\(K\)-Nearest Neighbor
- class dtaianomaly.anomaly_detection.KNearestNeighbors(window_size: str | int, stride: int = 1, **kwargs)[source]
Anomaly detector based on K-nearest neighbors [ramaswamy2000efficient].
Given some distance metric \(dist\), the \(K\)-nearest neighbor of an instance \(x\) is the sample \(y\) such that there exist exactly \(K-1\) other samples \(z\) with \(dist(x, z) < dist(x, y)\). The \(K\)-nearest neighbor distance of \(x\) equals the distance to this \(K`the nearest neighbor. The larger this :math:`K\)-nearest neighbor distance of a sample is, the further away it is from the other instances. \(K\)-nearest neighbor uses this distance as an anomaly score, and thus detects distance-based anomalies.
Notes
The K-nearest neighbors inherets from
PyodAnomalyDetector.- Parameters:
window_size (int or str) – The window size to use for extracting sliding windows from the time series. This value will be passed to
compute_window_size().stride (int, default=1) – The stride, i.e., the step size for extracting sliding windows from the time series.

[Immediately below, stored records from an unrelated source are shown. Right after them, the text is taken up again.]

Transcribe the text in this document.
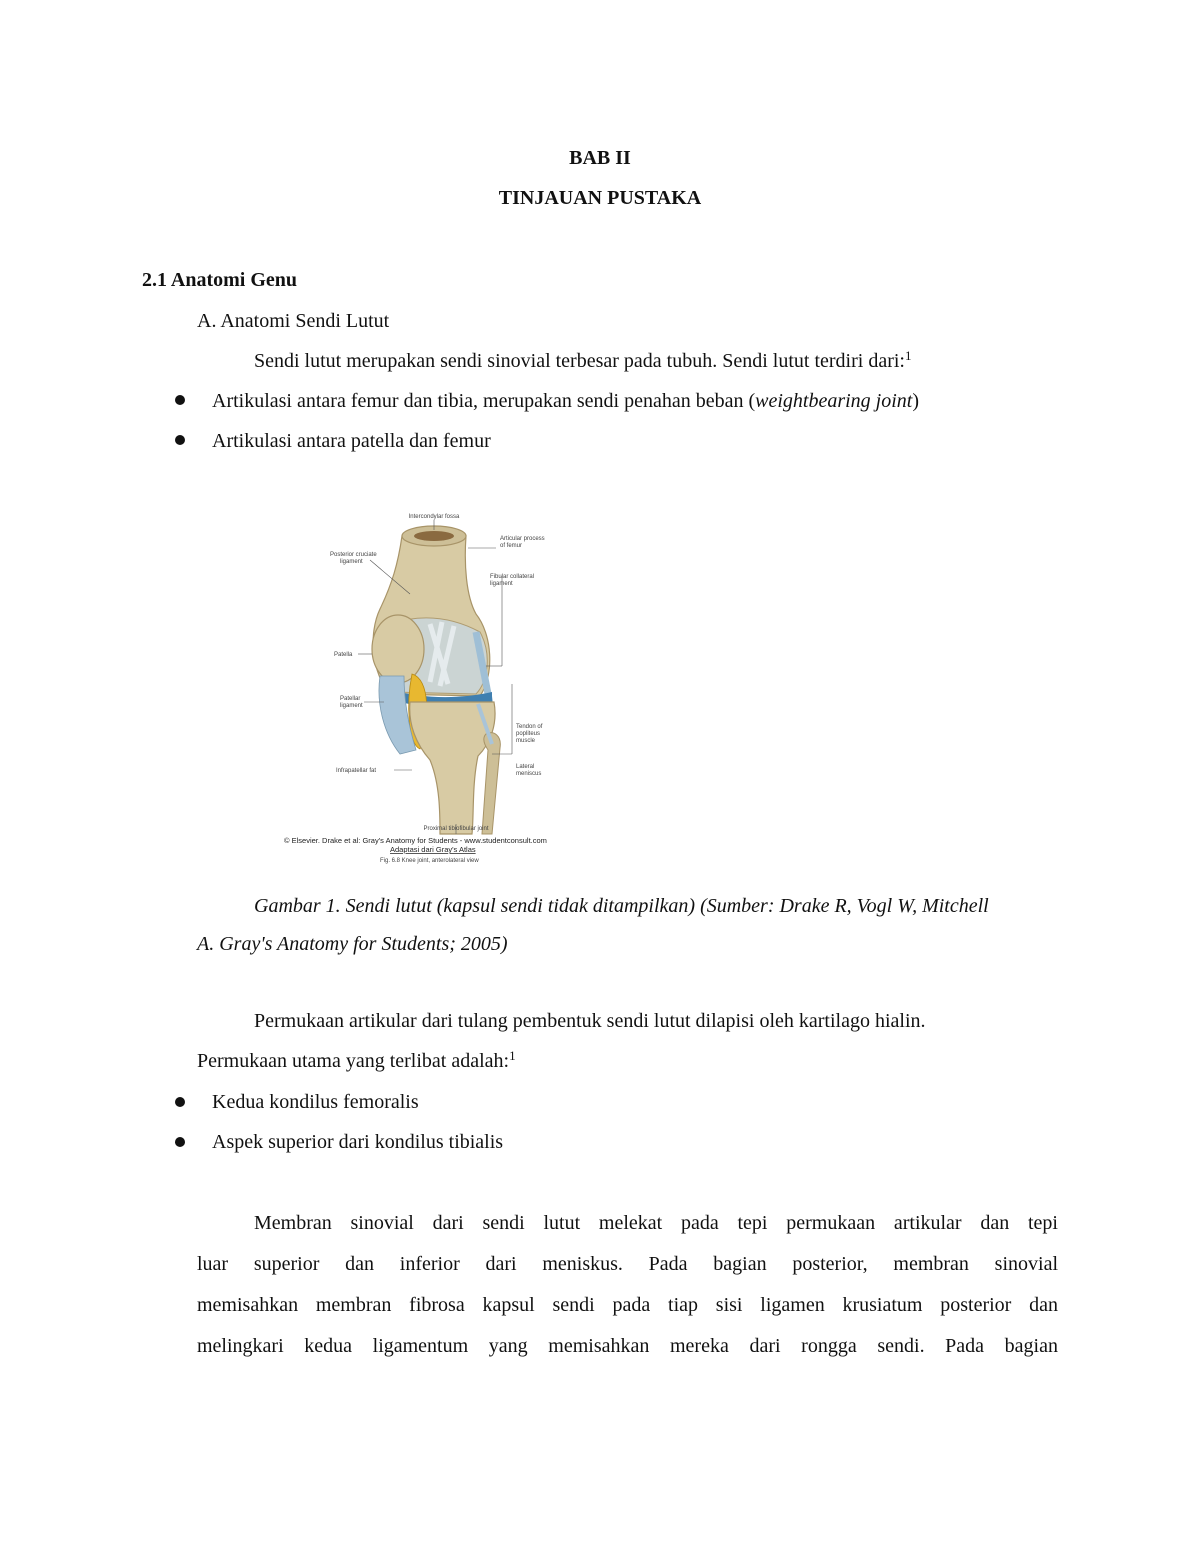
BAB II
TINJAUAN PUSTAKA
2.1 Anatomi Genu
A. Anatomi Sendi Lutut
Sendi lutut merupakan sendi sinovial terbesar pada tubuh. Sendi lutut terdiri dari:$^1$
Artikulasi antara femur dan tibia, merupakan sendi penahan beban (weightbearing joint)
Artikulasi antara patella dan femur
Intercondylar fossa
Posterior cruciate
ligament
Articular process
of femur
Fibular collateral
ligament
Patella
Patellar
ligament
Tendon of
popliteus
muscle
Lateral
meniscus
Infrapatellar fat
Proximal tibiofibular joint
© Elsevier. Drake et al: Gray's Anatomy for Students - www.studentconsult.com
Adaptasi dari Gray's Atlas
Fig. 6.8 Knee joint, anterolateral view
Gambar 1. Sendi lutut (kapsul sendi tidak ditampilkan) (Sumber: Drake R, Vogl W, Mitchell
A. Gray's Anatomy for Students; 2005)
Permukaan artikular dari tulang pembentuk sendi lutut dilapisi oleh kartilago hialin.
Permukaan utama yang terlibat adalah:$^1$
Kedua kondilus femoralis
Aspek superior dari kondilus tibialis
Membran sinovial dari sendi lutut melekat pada tepi permukaan artikular dan tepi
luar superior dan inferior dari meniskus. Pada bagian posterior, membran sinovial
memisahkan membran fibrosa kapsul sendi pada tiap sisi ligamen krusiatum posterior dan
melingkari kedua ligamentum yang memisahkan mereka dari rongga sendi. Pada bagian
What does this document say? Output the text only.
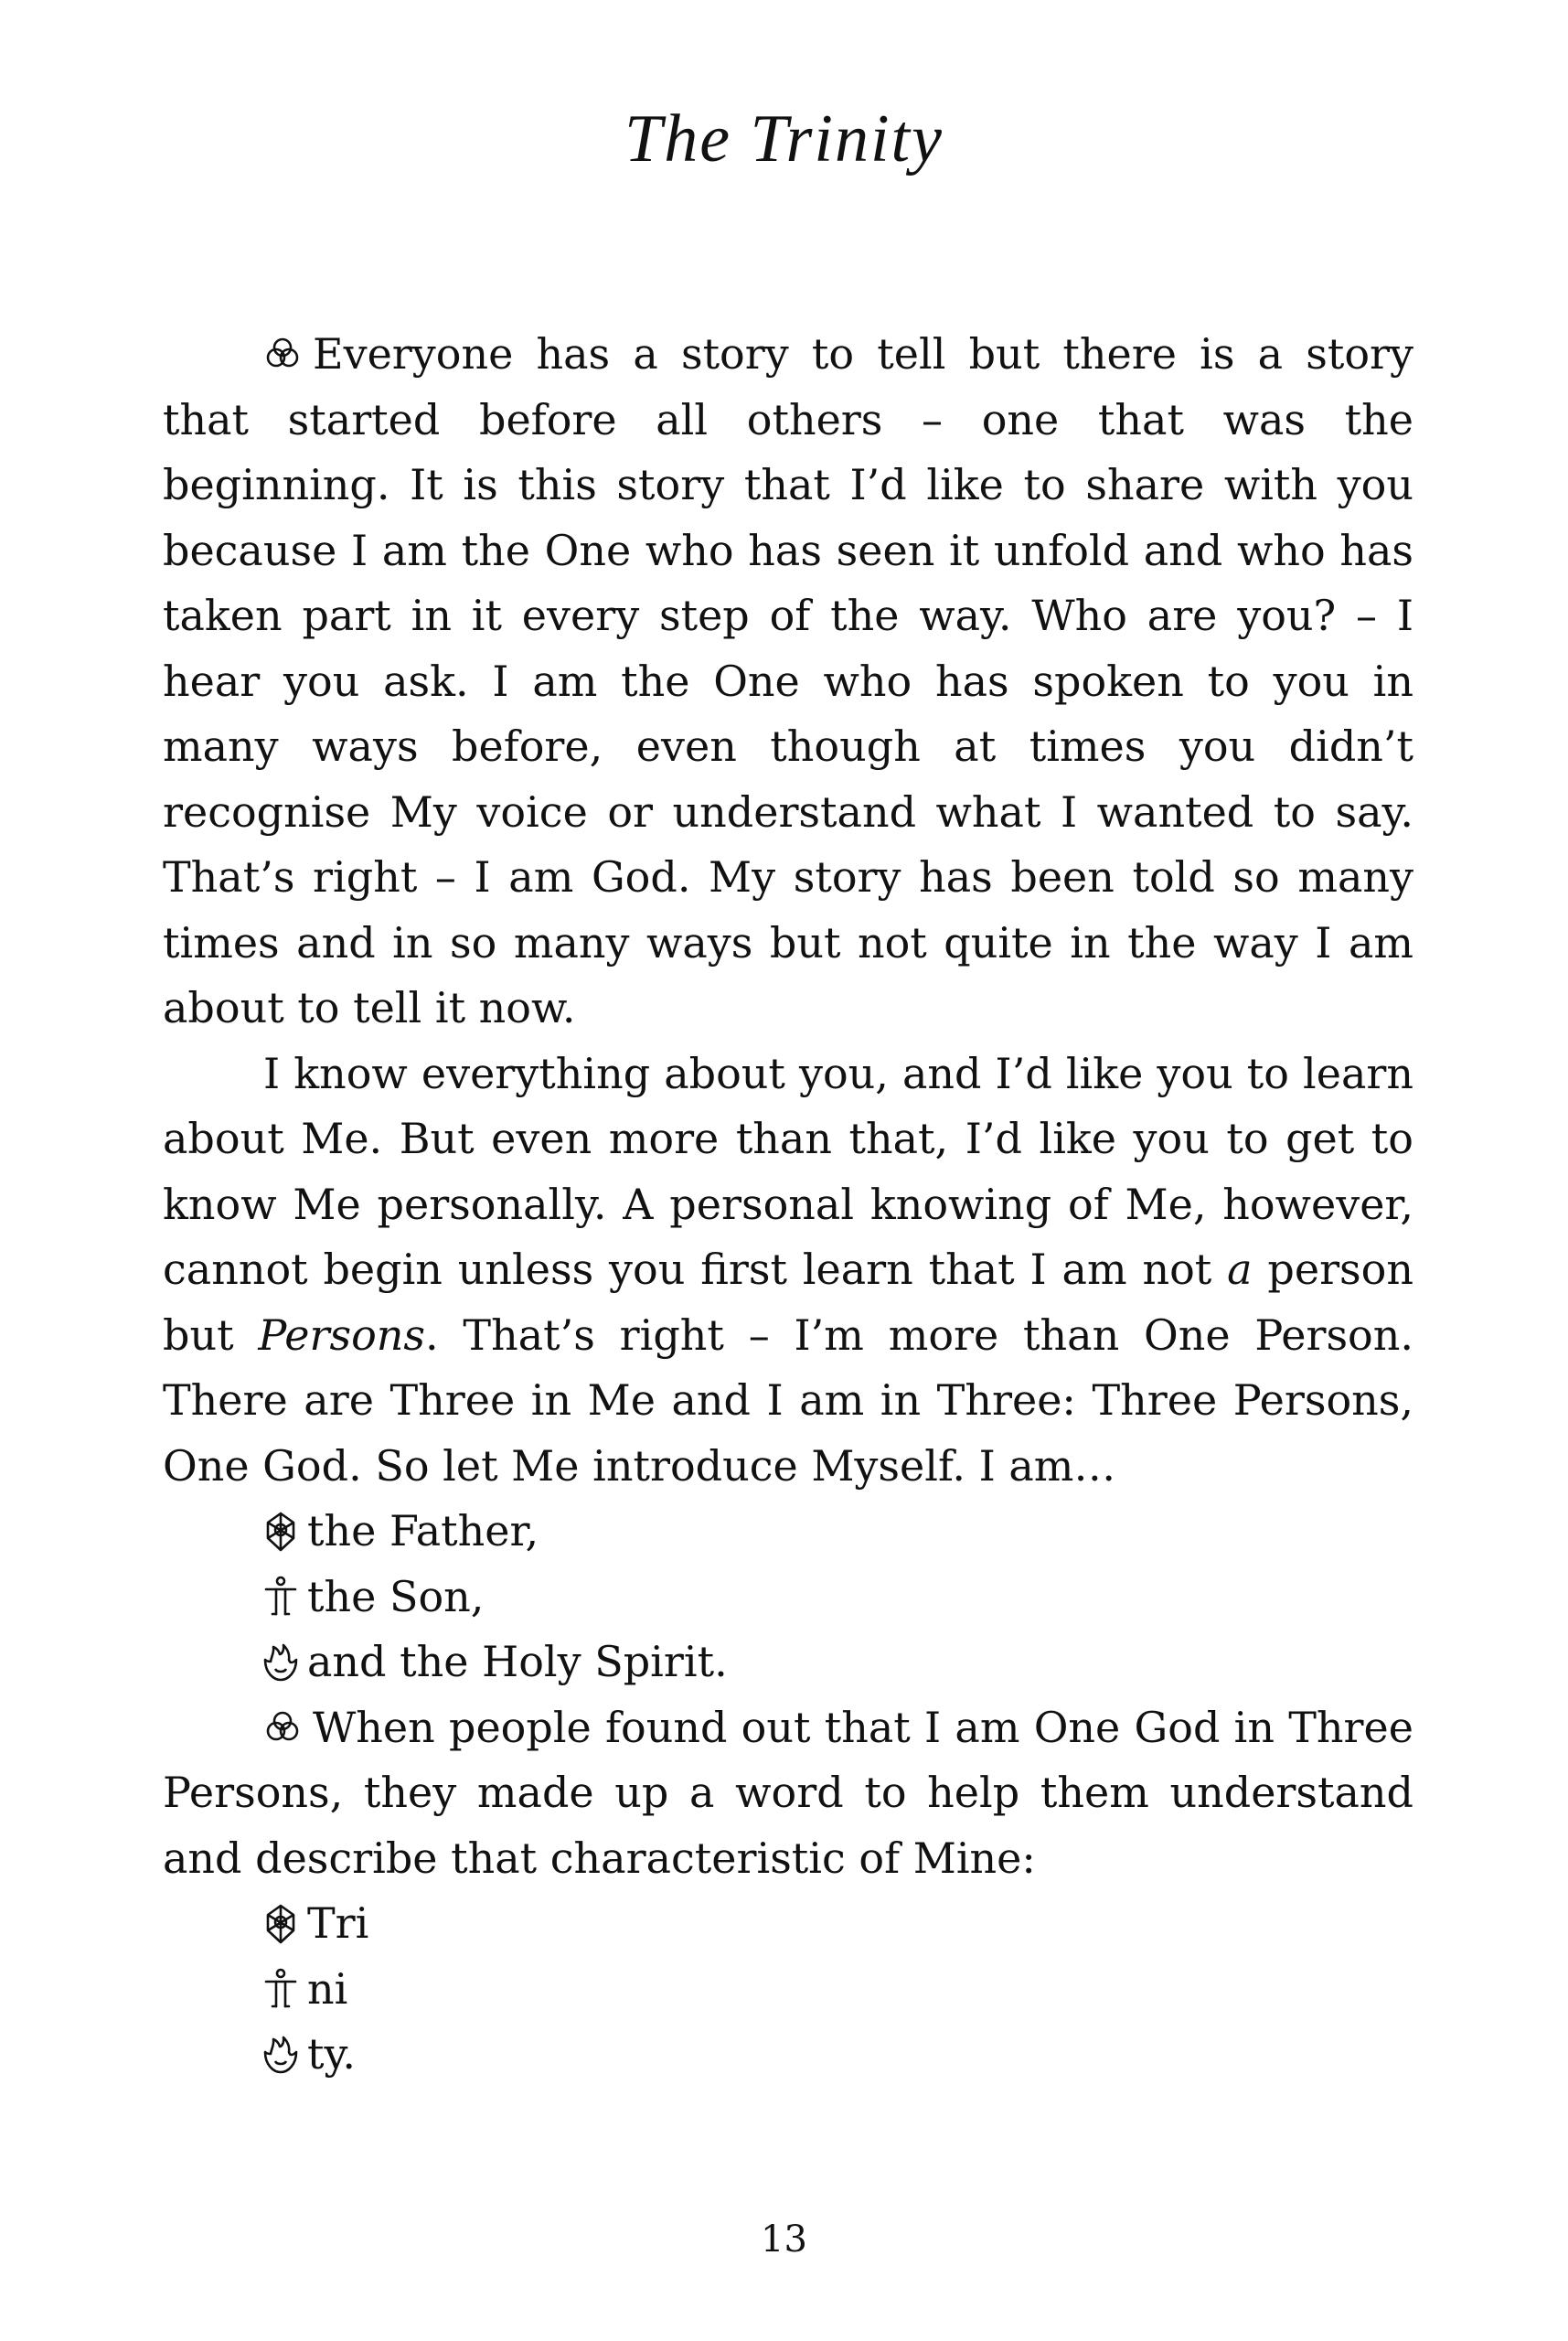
The Trinity

Everyone has a story to tell but there is a story that started before all others – one that was the beginning. It is this story that I’d like to share with you because I am the One who has seen it unfold and who has taken part in it every step of the way. Who are you? – I hear you ask. I am the One who has spoken to you in many ways before, even though at times you didn’t recognise My voice or understand what I wanted to say. That’s right – I am God. My story has been told so many times and in so many ways but not quite in the way I am about to tell it now.

I know everything about you, and I’d like you to learn about Me. But even more than that, I’d like you to get to know Me personally. A personal knowing of Me, however, cannot begin unless you first learn that I am not a person but Persons. That’s right – I’m more than One Person. There are Three in Me and I am in Three: Three Persons, One God. So let Me introduce Myself. I am…

the Father,
the Son,
and the Holy Spirit.

When people found out that I am One God in Three Persons, they made up a word to help them understand and describe that characteristic of Mine:

Tri
ni
ty.
13
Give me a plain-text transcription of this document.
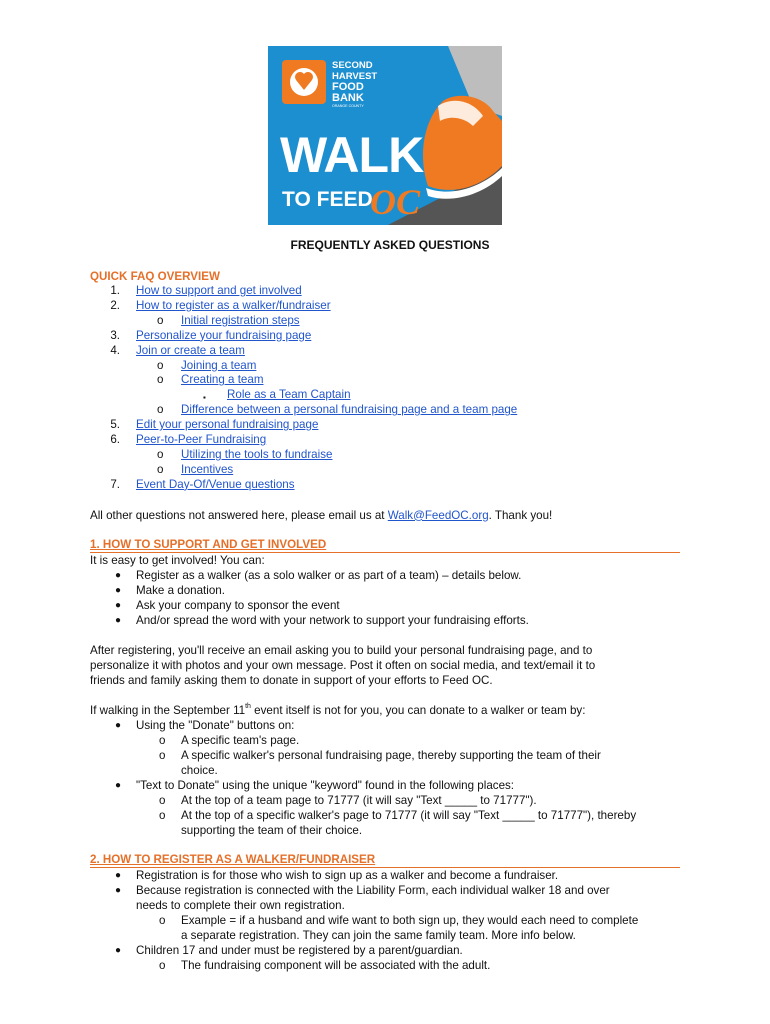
SECOND
HARVEST
FOOD
BANK
ORANGE COUNTY
WALK
TO FEED
OC
FREQUENTLY ASKED QUESTIONS
QUICK FAQ OVERVIEW
1. How to support and get involved
2. How to register as a walker/fundraiser
o	Initial registration steps
3. Personalize your fundraising page
4. Join or create a team
o	Joining a team
o	Creating a team
▪	Role as a Team Captain
o	Difference between a personal fundraising page and a team page
5. Edit your personal fundraising page
6. Peer-to-Peer Fundraising
o	Utilizing the tools to fundraise
o	Incentives
7. Event Day-Of/Venue questions
All other questions not answered here, please email us at Walk@FeedOC.org. Thank you!
1. HOW TO SUPPORT AND GET INVOLVED
It is easy to get involved! You can:
● Register as a walker (as a solo walker or as part of a team) – details below.
● Make a donation.
● Ask your company to sponsor the event
● And/or spread the word with your network to support your fundraising efforts.
After registering, you'll receive an email asking you to build your personal fundraising page, and to
personalize it with photos and your own message. Post it often on social media, and text/email it to
friends and family asking them to donate in support of your efforts to Feed OC.
If walking in the September 11th event itself is not for you, you can donate to a walker or team by:
● Using the "Donate" buttons on:
o A specific team's page.
o A specific walker's personal fundraising page, thereby supporting the team of their
choice.
● "Text to Donate" using the unique "keyword" found in the following places:
o At the top of a team page to 71777 (it will say "Text _____ to 71777").
o At the top of a specific walker's page to 71777 (it will say "Text _____ to 71777"), thereby
supporting the team of their choice.
2. HOW TO REGISTER AS A WALKER/FUNDRAISER
● Registration is for those who wish to sign up as a walker and become a fundraiser.
● Because registration is connected with the Liability Form, each individual walker 18 and over
needs to complete their own registration.
o Example = if a husband and wife want to both sign up, they would each need to complete
a separate registration. They can join the same family team. More info below.
● Children 17 and under must be registered by a parent/guardian.
o The fundraising component will be associated with the adult.
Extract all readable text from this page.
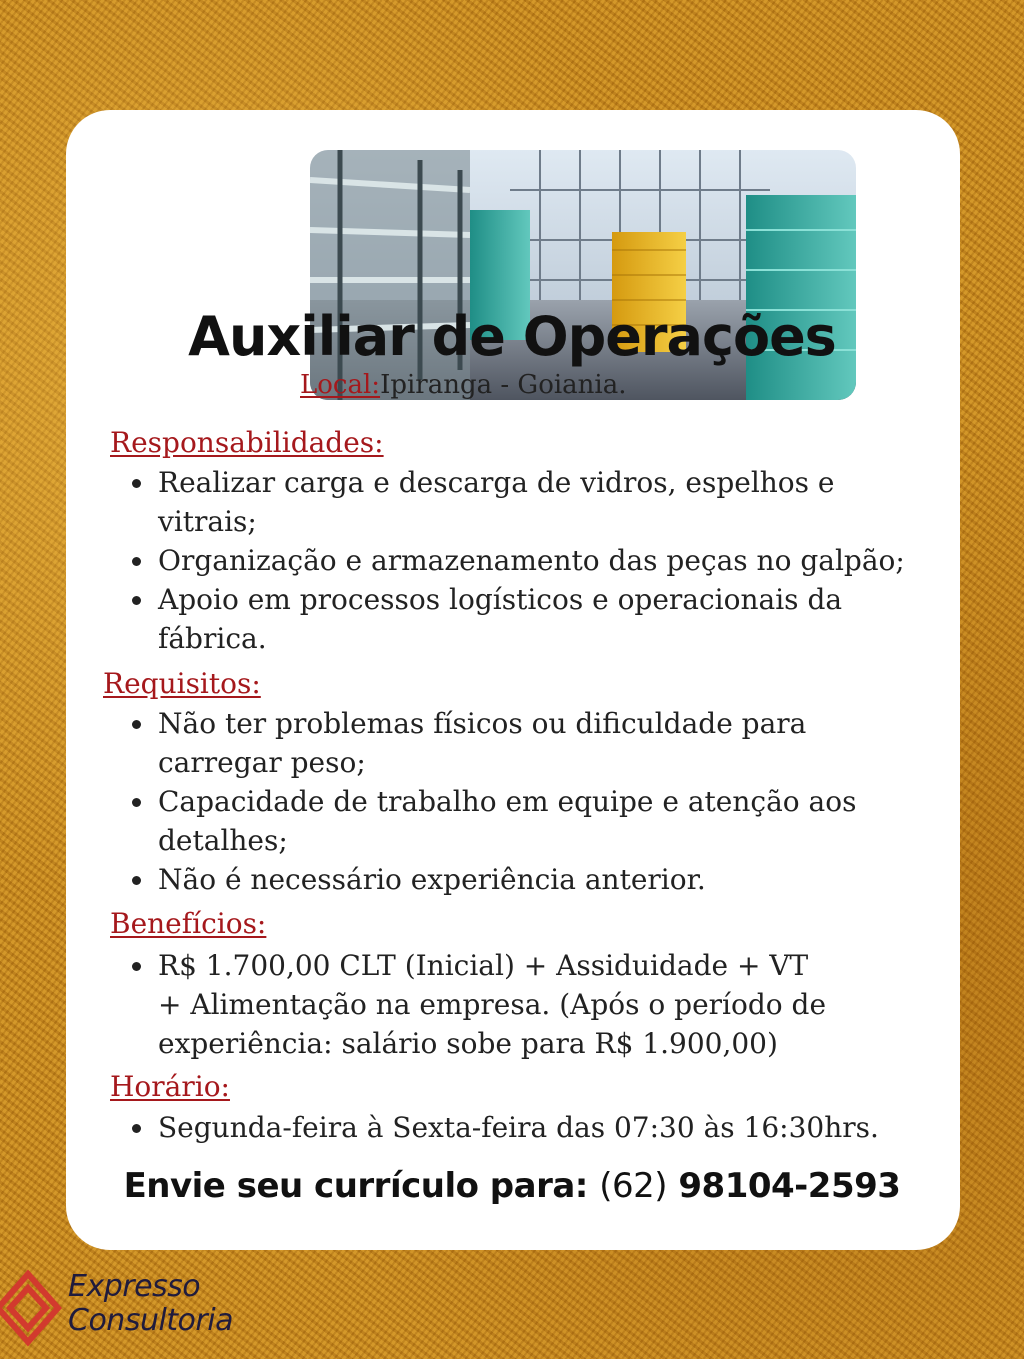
Auxiliar de Operações
Local:Ipiranga - Goiania.
Responsabilidades:
Realizar carga e descarga de vidros, espelhos e vitrais;
Organização e armazenamento das peças no galpão;
Apoio em processos logísticos e operacionais da fábrica.
Requisitos:
Não ter problemas físicos ou dificuldade para carregar peso;
Capacidade de trabalho em equipe e atenção aos detalhes;
Não é necessário experiência anterior.
Benefícios:
R$ 1.700,00 CLT (Inicial) + Assiduidade + VT + Alimentação na empresa. (Após o período de experiência: salário sobe para R$ 1.900,00)
Horário:
Segunda-feira à Sexta-feira das 07:30 às 16:30hrs.
Envie seu currículo para: (62) 98104-2593
Expresso
Consultoria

**kwargs – Arguments to be passed to the PyOD isolation forest.
- window_size_
The effectively used window size for this anomaly detector
- Type:
int
- pyod_detector_
A K-nearest neighbors detector of PyOD
- Type:
KNN
Examples
>>> from dtaianomaly.anomaly_detection import KNearestNeighbors >>> from dtaianomaly.data import demonstration_time_series >>> x, y = demonstration_time_series() >>> knn = KNearestNeighbors(10).fit(x) >>> knn.decision_function(x) array([0.2527578 , 0.26430228, 0.2728953 , ..., 0.26269151, 0.26798469, 0.26139759])
References
[ramaswamy2000efficient]Ramaswamy, Sridhar, Rajeev Rastogi, and Kyuseok Shim. “Efficient algorithms for mining outliers from large data sets.” Proceedings of the 2000 ACM SIGMOD international conference on Management of data. 2000, doi: 10.1145/342009.33543.
- decision_function(X: ndarray) ndarray
Compute decision scores.
- Parameters:
X (array-like of shape (n_samples, n_attributes)) – Input time series.
- Returns:
decision_scores – The decision scores of the anomaly detector. Higher indicates more anomalous.
- Return type:
array-like of shape (n_samples)
- Raises:
ValueError – If X is not a valid array.
NotFittedError – If this method is called before fitting the anomaly detector.
- fit(X: ndarray, y: ndarray | None = None, **kwargs) BaseDetector
Fit this PyOD anomaly detector on the given data.
- Parameters:
X (array-like of shape (n_samples, n_attributes)) – Input time series.
y (ignored) – Not used, present for API consistency by convention.
kwargs – Additional parameters to be passed to
compute_window_size().
- Returns:
self – Returns the instance itself
- Return type:
- Raises:
ValueError – If X is not a valid array.
- predict_proba(X: ndarray) ndarray
Predict anomaly probabilities
Estimate the probability of a sample of X being anomalous, based on the anomaly scores obtained from decision_function by rescaling them to the range of [0, 1] via min-max scaling.
- Parameters:
X (array-like of shape (n_samples, n_attributes)) – Input time series.
- Returns:
anomaly_scores – 1D array with the same length as X, with values in the interval [0, 1], in which a higher value implies that the instance is more likely to be anomalous.
- Return type:
array-like of shape (n_samples)
- Raises:
ValueError – If scores is not a valid array.
ValueError – If the prediction scores from ‘decision_function’ are constant, but not in the interval [0, 1], because these values can not unambiguously be transformed to an anomaly probability.
- save(path: str | Path) None
Save detector to disk as a pickle file with extension .dtai. If the given path consists of multiple subdirectories, then the not existing subdirectories are created.
- Parameters:
path (str or Path) – Location where to store the detector.